The critical distinction between ‘normal’ scab picking, nail biting, and hair plucking is when the behaviour does not stop, and goes on to cause significant distress, while the person feels unable to stop the actions.  The causes of body-focus repetitive behaviours are poorly understood, though responses to different interventions may provide clues to the biological underpinnings.

For example, medications that target the neurotransmitter serotonin, such as Fluoxetine (Prozac), have not proven effective in reducing body-focus repetitive behaviours for most people—though medications, such as Clomipramine that act as a serotonin and norepinephrine re-uptake inhibitor, have been shown to be effective for short term treatment of trichotillomania [1].

This is significant as it was proposed that norepinephrine is released from Merkel cells upon mechanical stimulation to subsequently activate β2 adrenergic receptors on Merkel disc nerve endings leading to nerve impulses [2].  It is likely it is this nerve impulse that attracts the pulling for the sensation it will give, rather than as an act of self-harm or a destructive venture.

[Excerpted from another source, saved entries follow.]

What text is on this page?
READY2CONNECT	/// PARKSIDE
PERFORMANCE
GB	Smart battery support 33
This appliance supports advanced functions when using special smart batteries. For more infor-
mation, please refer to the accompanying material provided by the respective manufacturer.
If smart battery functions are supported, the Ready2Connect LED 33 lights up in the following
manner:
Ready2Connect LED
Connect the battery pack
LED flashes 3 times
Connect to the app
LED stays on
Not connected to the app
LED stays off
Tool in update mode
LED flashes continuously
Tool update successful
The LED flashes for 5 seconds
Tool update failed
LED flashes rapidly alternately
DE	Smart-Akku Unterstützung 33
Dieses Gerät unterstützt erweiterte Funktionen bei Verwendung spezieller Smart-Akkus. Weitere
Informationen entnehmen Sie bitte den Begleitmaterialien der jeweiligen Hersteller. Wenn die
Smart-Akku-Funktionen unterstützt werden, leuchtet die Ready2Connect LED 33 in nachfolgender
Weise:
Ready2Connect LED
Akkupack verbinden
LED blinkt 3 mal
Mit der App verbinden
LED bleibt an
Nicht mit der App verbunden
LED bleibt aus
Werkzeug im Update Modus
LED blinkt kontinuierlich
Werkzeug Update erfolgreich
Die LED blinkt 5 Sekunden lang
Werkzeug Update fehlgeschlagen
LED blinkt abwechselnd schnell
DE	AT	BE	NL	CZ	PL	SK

• Watching a hair as it is being pulled out
• Examining a hair that has already been pulled
• Examining the hair bulb, checking its size etc
• Chewing and swallowing pulled hairs
• Biting pulled hairs
• Biting the hair bulb
• Pulling hairs between the teeth


• Touching or stroking hair
• Tugging at hair
• Pulling out a hair
• Handling and manipulating a hair
• Separating the hair bulb from the hair shaft
• Playing with the hair bulb
• Stroking the pulled hair across the cheek or lips


This hair pulling condition has a complex pathophysiology with many imputes and triggers that contribute to episodes.  If trichotillomania is to be treated successfully, various contributing factors must be identified and dealt with individually.  Once the complexity of the contributing factors for the individual have been considered, effective treatment plans can be put together.

Care must be taken to ascertain the psychological state of the person and any contributing environmental stressors that would be contributing to the anxiety issues.  Sources of activation of the sympathetic nervous system should be investigated to ascertain nutrient deficiencies or allergic reactions that act as stressors and further exacerbate the problem.  Supplementation with tyrosine (2 grams per day) may be effective in reducing pulling episodes.

Trichotillomania can be managed with attention to the individuals’ own needs and requirements, and studies show that hair pulling episodes can be greatly reduced, or even eliminated altogether, with a combination of treatments designed to restore the individuals own sense of self and wellbeing.

Talk about your trichotillomania to people you trust, as hiding the condition can make your anxiety worse.  Those who have learned to manage their trichotillomania have reported that speaking to others about the condition led to a reduction in hair pulling.


  1. A double-blind comparison of clomipramine and desipramine in the treatment of trichotillomania (hair pulling). New England Journal of Medicine. 1989 Aug 24;321(8):497-501.
  2. Molecular profiling reveals synaptic release machinery in Merkel cells. Proceedings of the National Academy of Sciences. 2004 Oct 5;101(40):14503-8.
  3. N‐Acetylcysteine in the treatment of trichotillomania: remarkable results in two patients. Journal of the European Academy of Dermatology and Venereology. 2016 Sep;30(9):1606-8.
  4. Extensive tonsure pattern trichotillomania-trichoscopy and histopathology aid to the diagnosis. International journal of trichology. 2013 Oct;5(4):196.
  5. Failure to convulse with ECT. The British Journal of Psychiatry. 1989 Dec;155(6):869-70.